Compared to usual (control) standard of care, implementation of the Care Bundle significantly improved the likelihood of functional recovery, reduced mortality, improved health-related quality of life, and reduced time in hospital.
4. Why is it important? Or how might these results impact clinical practice?
This is the first clinical trial to show a significant beneficial effect on a primary outcome of functional recovery in patients with ICH. Our approach to use a stepped wedge, cluster randomised design shows for the first time that organised systems of care with an active protocolized management plan associated with managing abnormal physiological variables improves outcomes in ICH. The benefits were consistent across all types of patients, even those with severe ICH or who require neurosurgery intervention, which has not been considered possible before as medical treatments are not considered potent in these situations.

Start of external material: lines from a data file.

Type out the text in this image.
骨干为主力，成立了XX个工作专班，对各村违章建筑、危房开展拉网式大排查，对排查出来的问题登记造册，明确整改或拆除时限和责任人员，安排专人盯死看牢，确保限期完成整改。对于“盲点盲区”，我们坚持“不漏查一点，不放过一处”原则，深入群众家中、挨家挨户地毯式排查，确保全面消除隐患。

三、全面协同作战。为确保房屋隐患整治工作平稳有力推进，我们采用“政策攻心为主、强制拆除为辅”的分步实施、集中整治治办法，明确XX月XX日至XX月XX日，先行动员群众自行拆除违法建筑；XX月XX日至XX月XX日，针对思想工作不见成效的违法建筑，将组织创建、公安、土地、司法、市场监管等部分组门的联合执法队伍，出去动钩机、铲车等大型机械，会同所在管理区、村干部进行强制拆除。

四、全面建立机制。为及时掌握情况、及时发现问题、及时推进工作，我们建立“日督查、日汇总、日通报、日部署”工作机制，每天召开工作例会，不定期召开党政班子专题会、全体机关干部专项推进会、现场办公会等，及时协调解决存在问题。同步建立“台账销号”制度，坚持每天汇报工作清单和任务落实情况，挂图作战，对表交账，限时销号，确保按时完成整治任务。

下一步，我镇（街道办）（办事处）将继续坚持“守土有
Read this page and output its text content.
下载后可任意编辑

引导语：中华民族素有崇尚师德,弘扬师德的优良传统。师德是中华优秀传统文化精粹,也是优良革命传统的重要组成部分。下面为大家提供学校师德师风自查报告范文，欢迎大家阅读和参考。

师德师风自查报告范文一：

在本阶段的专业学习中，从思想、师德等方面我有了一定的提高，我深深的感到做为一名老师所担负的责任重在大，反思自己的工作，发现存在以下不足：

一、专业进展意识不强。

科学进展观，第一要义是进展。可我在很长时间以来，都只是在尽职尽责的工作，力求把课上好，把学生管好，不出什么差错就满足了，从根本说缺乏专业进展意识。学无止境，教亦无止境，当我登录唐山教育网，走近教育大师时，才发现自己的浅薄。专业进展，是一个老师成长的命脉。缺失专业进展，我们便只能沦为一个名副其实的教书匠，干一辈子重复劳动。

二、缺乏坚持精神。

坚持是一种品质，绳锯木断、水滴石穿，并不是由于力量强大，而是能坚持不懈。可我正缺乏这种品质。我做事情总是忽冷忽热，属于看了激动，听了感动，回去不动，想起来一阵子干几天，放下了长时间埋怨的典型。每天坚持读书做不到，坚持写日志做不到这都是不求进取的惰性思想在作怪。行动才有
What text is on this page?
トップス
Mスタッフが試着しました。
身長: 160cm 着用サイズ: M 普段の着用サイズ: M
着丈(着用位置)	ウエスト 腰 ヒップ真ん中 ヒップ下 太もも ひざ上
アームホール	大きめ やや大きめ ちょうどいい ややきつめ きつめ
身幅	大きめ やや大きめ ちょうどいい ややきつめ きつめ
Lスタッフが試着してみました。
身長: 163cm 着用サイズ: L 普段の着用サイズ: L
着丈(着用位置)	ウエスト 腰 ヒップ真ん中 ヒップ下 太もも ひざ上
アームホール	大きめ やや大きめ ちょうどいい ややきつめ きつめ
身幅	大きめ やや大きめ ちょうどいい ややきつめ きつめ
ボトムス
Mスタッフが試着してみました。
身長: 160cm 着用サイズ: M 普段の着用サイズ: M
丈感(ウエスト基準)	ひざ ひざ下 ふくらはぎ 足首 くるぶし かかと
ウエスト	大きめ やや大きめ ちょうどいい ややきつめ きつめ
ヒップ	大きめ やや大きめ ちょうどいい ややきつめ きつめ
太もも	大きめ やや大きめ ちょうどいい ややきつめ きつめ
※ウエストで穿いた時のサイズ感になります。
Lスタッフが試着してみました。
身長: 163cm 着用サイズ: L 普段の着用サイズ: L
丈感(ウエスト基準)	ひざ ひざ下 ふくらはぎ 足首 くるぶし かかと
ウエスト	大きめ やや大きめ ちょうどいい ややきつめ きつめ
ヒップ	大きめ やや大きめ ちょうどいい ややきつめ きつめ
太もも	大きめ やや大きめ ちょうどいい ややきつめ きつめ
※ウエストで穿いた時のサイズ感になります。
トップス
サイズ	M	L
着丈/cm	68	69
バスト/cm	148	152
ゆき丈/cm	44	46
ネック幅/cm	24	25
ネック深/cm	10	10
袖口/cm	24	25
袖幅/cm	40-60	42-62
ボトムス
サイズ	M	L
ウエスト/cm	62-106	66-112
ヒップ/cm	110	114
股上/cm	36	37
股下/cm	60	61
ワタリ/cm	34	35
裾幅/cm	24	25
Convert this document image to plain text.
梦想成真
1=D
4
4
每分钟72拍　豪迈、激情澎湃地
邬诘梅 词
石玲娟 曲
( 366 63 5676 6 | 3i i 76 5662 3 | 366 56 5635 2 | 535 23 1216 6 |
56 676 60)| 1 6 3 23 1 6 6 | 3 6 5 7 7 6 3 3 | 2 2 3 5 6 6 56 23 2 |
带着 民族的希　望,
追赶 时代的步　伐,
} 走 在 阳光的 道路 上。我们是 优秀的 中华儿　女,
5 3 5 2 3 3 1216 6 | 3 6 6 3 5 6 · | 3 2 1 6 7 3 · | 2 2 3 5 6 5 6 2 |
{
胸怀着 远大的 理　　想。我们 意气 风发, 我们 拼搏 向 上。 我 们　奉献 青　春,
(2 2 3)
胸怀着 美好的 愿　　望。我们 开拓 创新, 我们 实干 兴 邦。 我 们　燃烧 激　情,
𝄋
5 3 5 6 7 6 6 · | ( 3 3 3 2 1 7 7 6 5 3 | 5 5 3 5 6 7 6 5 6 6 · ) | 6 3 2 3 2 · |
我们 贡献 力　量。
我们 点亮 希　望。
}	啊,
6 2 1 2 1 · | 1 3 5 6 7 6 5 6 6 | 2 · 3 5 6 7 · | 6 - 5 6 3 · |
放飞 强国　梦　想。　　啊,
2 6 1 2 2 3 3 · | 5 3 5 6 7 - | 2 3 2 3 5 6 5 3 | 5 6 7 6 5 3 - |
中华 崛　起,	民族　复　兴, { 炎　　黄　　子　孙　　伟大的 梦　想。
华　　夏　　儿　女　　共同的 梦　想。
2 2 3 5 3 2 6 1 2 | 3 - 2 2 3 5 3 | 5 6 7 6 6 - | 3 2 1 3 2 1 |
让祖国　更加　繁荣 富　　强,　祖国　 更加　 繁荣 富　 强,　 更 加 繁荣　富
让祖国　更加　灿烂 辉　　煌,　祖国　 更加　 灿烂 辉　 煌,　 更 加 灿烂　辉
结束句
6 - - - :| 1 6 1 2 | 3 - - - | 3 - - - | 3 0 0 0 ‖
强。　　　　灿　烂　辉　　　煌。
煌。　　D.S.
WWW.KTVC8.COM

5. What surprised you most?
Individually, the separate components of the Care Bundle produced relatively small changes in physiological variables. So, what’s really key to the effectiveness is the whole package of the Care Bundle, where the interventions have synergistic effects within themselves but are also likely to produce flow-on effects in the management of patients that are not so easy to measure.
6. What’s next for this research?
While INTERACT3 was both a research discovery and implementation form of clinical research which should accelerate the uptake of the findings into clinical practice, there is always barriers to the implementation of evidence into practice which will need to be worked upon across the globe. While the Care Bundle may seem low-cost and simple to apply in high-income countries, there are sill issues to be addressed to ensure that many patients with ICH receive such proven therapy in low- and middle-income countries, as well as low-resource settings in high-income countries. There is also some uncertainty over the time window for the effectiveness of components of the Care Bundle, in particular for intensive blood pressure lowering. The ongoing INTERACT4 clinical trial being undertaken in over 2000 patients in China should shed light on whether it is effective to apply intensive blood pressure lowering in the pre-hospital ambulance setting. These results will be presented in 2024.
7. Is there anything you’d like to add?
The INTERACT3 trial was a mammoth study conducted over several years that included addressing challenges of the COVID pandemic as well as other obstacles. I am very grateful for the dedication and hard work from my research team but also all the many hundreds of investigators associated with the study for their commitment to the mission of this work, which has been a very rewarding experience.